I just need help with one question.
A bacteria population starts with 500 bacteria and grows at a rate of r(t) = 548e^(6.5t) bacteria per hour.
Determine the number of bacteria after 1 hour.
Thank you!
Please check where I did this below
Calculus - Damon today at 3:57pm
P = 84.3 e^(6.5 t) + 415.7
if t = 1
P(1) = 84.3 e^6.5 + 415.7
= 56,487
To determine the number of bacteria after 1 hour, we need to find the value of the population function at t = 1.
The population function is given by:
P(t) = P(0) + ∫[0 to t] r(u) du
where P(t) is the population at time t, P(0) is the initial population, r(u) is the rate function, and ∫[0 to t] r(u) du represents the integral of the rate function from 0 to t.

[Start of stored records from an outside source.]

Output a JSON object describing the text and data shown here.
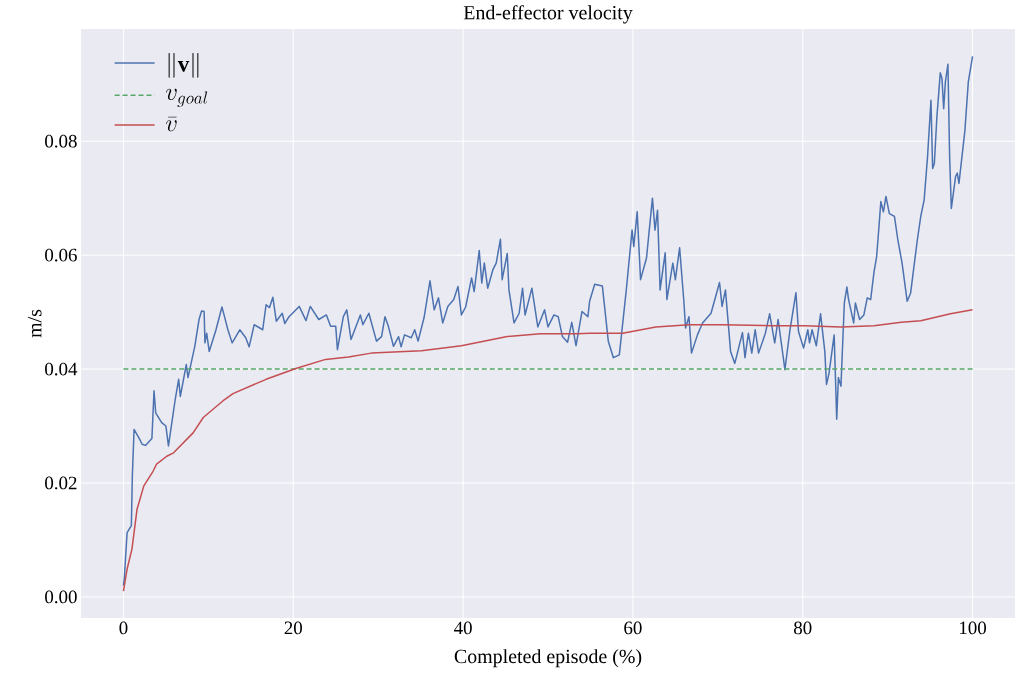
{
  "chart_data": {
    "type": "line",
    "title": "End-effector velocity",
    "xlabel": "Completed episode (%)",
    "ylabel": "m/s",
    "xlim": [
      -5,
      105
    ],
    "ylim": [
      -0.0037,
      0.0997
    ],
    "xticks": [
      0,
      20,
      40,
      60,
      80,
      100
    ],
    "yticks": [
      {
        "value": 0,
        "label": "0.00"
      },
      {
        "value": 0.02,
        "label": "0.02"
      },
      {
        "value": 0.04,
        "label": "0.04"
      },
      {
        "value": 0.06,
        "label": "0.06"
      },
      {
        "value": 0.08,
        "label": "0.08"
      }
    ],
    "grid": true,
    "legend": "top left",
    "series": [
      {
        "name": "\\|\\mathbf{v}\\|",
        "color": "#4c72b0",
        "line_style": "solid",
        "x": [
          0,
          0.1,
          0.43,
          0.93,
          1.05,
          1.25,
          1.9,
          2.2,
          2.6,
          3.35,
          3.6,
          3.8,
          4.5,
          5.0,
          5.3,
          6.1,
          6.5,
          6.7,
          7.4,
          7.6,
          8.4,
          8.9,
          9.2,
          9.5,
          9.6,
          9.8,
          10.1,
          10.9,
          11.6,
          11.9,
          12.3,
          12.8,
          13.7,
          14.4,
          14.8,
          15.4,
          16.4,
          16.8,
          17.2,
          17.6,
          18.0,
          18.7,
          19.0,
          19.5,
          20.7,
          21.5,
          22.0,
          23.0,
          23.9,
          24.4,
          25.0,
          25.2,
          25.9,
          26.3,
          26.8,
          27.9,
          28.2,
          28.9,
          29.8,
          30.4,
          30.8,
          31.2,
          31.8,
          32.4,
          32.7,
          33.1,
          33.9,
          34.3,
          34.7,
          35.4,
          36.1,
          36.6,
          37.1,
          37.6,
          38.2,
          38.9,
          39.4,
          39.8,
          40.3,
          41.0,
          41.3,
          41.9,
          42.2,
          42.5,
          42.9,
          43.5,
          43.9,
          44.4,
          44.6,
          45.2,
          45.4,
          46.0,
          46.6,
          47.0,
          47.3,
          48.1,
          48.8,
          49.6,
          50.0,
          50.7,
          51.2,
          51.7,
          52.3,
          52.8,
          53.3,
          54.0,
          54.7,
          54.9,
          55.5,
          56.4,
          57.1,
          57.7,
          58.4,
          59.2,
          59.9,
          60.1,
          60.5,
          60.9,
          61.6,
          62.3,
          62.6,
          62.9,
          63.2,
          63.8,
          64.0,
          64.7,
          65.0,
          65.5,
          66.0,
          66.2,
          66.6,
          66.9,
          67.6,
          68.2,
          69.2,
          70.2,
          70.5,
          70.9,
          71.5,
          72.0,
          72.9,
          73.2,
          73.6,
          74.0,
          74.4,
          74.8,
          75.6,
          76.1,
          76.7,
          77.1,
          77.9,
          78.5,
          79.2,
          79.5,
          80.1,
          80.6,
          80.8,
          81.1,
          81.6,
          82.1,
          82.6,
          82.8,
          83.1,
          83.7,
          84.0,
          84.2,
          84.5,
          84.9,
          85.2,
          85.4,
          86.0,
          86.2,
          86.7,
          87.2,
          87.6,
          88.0,
          88.4,
          88.7,
          88.9,
          89.2,
          89.5,
          89.8,
          90.2,
          90.8,
          91.2,
          91.7,
          92.3,
          92.7,
          93.2,
          93.5,
          93.9,
          94.3,
          94.7,
          95.1,
          95.3,
          95.5,
          95.8,
          96.2,
          96.4,
          96.6,
          96.8,
          97.1,
          97.3,
          97.5,
          98.0,
          98.2,
          98.4,
          99.1,
          99.5,
          100
        ],
        "values": [
          0.002,
          0.0032,
          0.0113,
          0.0125,
          0.0214,
          0.0294,
          0.0277,
          0.0268,
          0.0266,
          0.0278,
          0.0362,
          0.0323,
          0.0306,
          0.03,
          0.0265,
          0.0347,
          0.0382,
          0.0352,
          0.0408,
          0.0385,
          0.044,
          0.0487,
          0.0502,
          0.0501,
          0.0446,
          0.0463,
          0.0431,
          0.0469,
          0.0509,
          0.0492,
          0.0469,
          0.0446,
          0.0469,
          0.0455,
          0.0439,
          0.0478,
          0.0469,
          0.0513,
          0.0508,
          0.0526,
          0.0484,
          0.0498,
          0.048,
          0.0492,
          0.051,
          0.0485,
          0.051,
          0.0487,
          0.0495,
          0.0475,
          0.0475,
          0.0434,
          0.0492,
          0.0504,
          0.0452,
          0.0495,
          0.0478,
          0.0498,
          0.0449,
          0.0457,
          0.0492,
          0.0475,
          0.044,
          0.0457,
          0.0439,
          0.046,
          0.0455,
          0.0469,
          0.0449,
          0.049,
          0.0555,
          0.0504,
          0.0525,
          0.0481,
          0.051,
          0.0522,
          0.0545,
          0.0495,
          0.0509,
          0.056,
          0.0536,
          0.0608,
          0.0551,
          0.0586,
          0.0542,
          0.0574,
          0.0586,
          0.0628,
          0.0557,
          0.0603,
          0.0539,
          0.0481,
          0.0498,
          0.0542,
          0.0495,
          0.0542,
          0.0474,
          0.0504,
          0.0474,
          0.0495,
          0.0492,
          0.0457,
          0.0447,
          0.0482,
          0.0441,
          0.0501,
          0.0492,
          0.0519,
          0.0549,
          0.0546,
          0.0449,
          0.042,
          0.0425,
          0.0536,
          0.0644,
          0.0615,
          0.0676,
          0.0557,
          0.0595,
          0.07,
          0.0644,
          0.0679,
          0.0539,
          0.0604,
          0.0522,
          0.0586,
          0.0557,
          0.0613,
          0.0519,
          0.0472,
          0.0492,
          0.0428,
          0.046,
          0.0481,
          0.0498,
          0.0552,
          0.051,
          0.0539,
          0.0431,
          0.041,
          0.0464,
          0.042,
          0.0463,
          0.0428,
          0.0469,
          0.0428,
          0.0463,
          0.0497,
          0.0446,
          0.0487,
          0.0399,
          0.0469,
          0.0534,
          0.0466,
          0.0437,
          0.0469,
          0.0446,
          0.0469,
          0.0441,
          0.0497,
          0.0431,
          0.0373,
          0.0393,
          0.046,
          0.0312,
          0.0385,
          0.037,
          0.0516,
          0.0544,
          0.0522,
          0.0481,
          0.0516,
          0.0487,
          0.0495,
          0.0525,
          0.0522,
          0.0571,
          0.0597,
          0.0635,
          0.0694,
          0.0676,
          0.0703,
          0.0673,
          0.0668,
          0.0627,
          0.0586,
          0.0519,
          0.0533,
          0.0592,
          0.0627,
          0.0668,
          0.0697,
          0.0773,
          0.0872,
          0.0752,
          0.0761,
          0.0843,
          0.092,
          0.091,
          0.0857,
          0.0904,
          0.0935,
          0.0773,
          0.0682,
          0.0738,
          0.0744,
          0.0726,
          0.0819,
          0.0904,
          0.0949
        ]
      },
      {
        "name": "v_{goal}",
        "color": "#55a868",
        "line_style": "dashed",
        "x": [
          0,
          100
        ],
        "values": [
          0.04,
          0.04
        ]
      },
      {
        "name": "\\bar{v}",
        "color": "#c44e52",
        "line_style": "solid",
        "x": [
          0,
          0.43,
          1.0,
          1.6,
          2.4,
          3.5,
          3.9,
          5.1,
          5.9,
          8.2,
          9.4,
          11.7,
          12.9,
          16.8,
          20.3,
          23.8,
          26.5,
          29.2,
          35.1,
          39.8,
          45.2,
          49.1,
          53.4,
          54.9,
          58.8,
          62.7,
          66.6,
          70.5,
          76.4,
          80.2,
          84.5,
          88.4,
          91.6,
          93.9,
          97.4,
          100
        ],
        "values": [
          0.001,
          0.0049,
          0.0084,
          0.0154,
          0.0195,
          0.0221,
          0.0233,
          0.0247,
          0.0253,
          0.0288,
          0.0315,
          0.0344,
          0.0357,
          0.0382,
          0.0401,
          0.0417,
          0.0421,
          0.0428,
          0.0432,
          0.0441,
          0.0457,
          0.0462,
          0.0462,
          0.0463,
          0.0463,
          0.0474,
          0.0478,
          0.0478,
          0.0476,
          0.0476,
          0.0474,
          0.0476,
          0.0482,
          0.0485,
          0.0497,
          0.0504
        ]
      }
    ]
  }
}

In this case, the initial population, P(0), is given as 500. The rate function, r(t), is given as 548e^(6.5t).
Substituting these values into the population function, we have:
P(t) = 500 + ∫[0 to t] 548e^(6.5u) du
To find the value of the population after 1 hour, we need to evaluate the definite integral from 0 to 1:
P(1) = 500 + ∫[0 to 1] 548e^(6.5u) du
To evaluate this integral, we can use the power rule of integration:
∫e^(ax) dx = (1/a)e^(ax) + C,
where a is a constant and C represents the constant of integration.
In this case, the integral becomes:
P(1) = 500 + (548/6.5)e^(6.5u) | [0 to 1]
To evaluate the integral, we plug in the upper limit (1) and subtract the value at the lower limit (0):
P(1) = 500 + (548/6.5)e^(6.5 * 1) - (548/6.5)e^(6.5 * 0)
P(1) = 500 + (548/6.5)e^(6.5) - (548/6.5)e^0
Since e^0 = 1, the expression simplifies to:
P(1) = 500 + (548/6.5)e^(6.5) - (548/6.5)
Now we can calculate the value of P(1).
P(1) = 500 + (548/6.5)(e^(6.5) - 1)
Using a calculator, we find:
P(1) ≈ 500 + (548/6.5)(1388.73425 - 1)
P(1) ≈ 500 + (548/6.5)(1387.73425)
P(1) ≈ 500 + (848/6.5)(1387.73425)
P(1) ≈ 500 + 848(213.36065)
P(1) ≈ 500 + 180694.7304
P(1) ≈ 181194.7304
Therefore, the number of bacteria after 1 hour is approximately 181,194.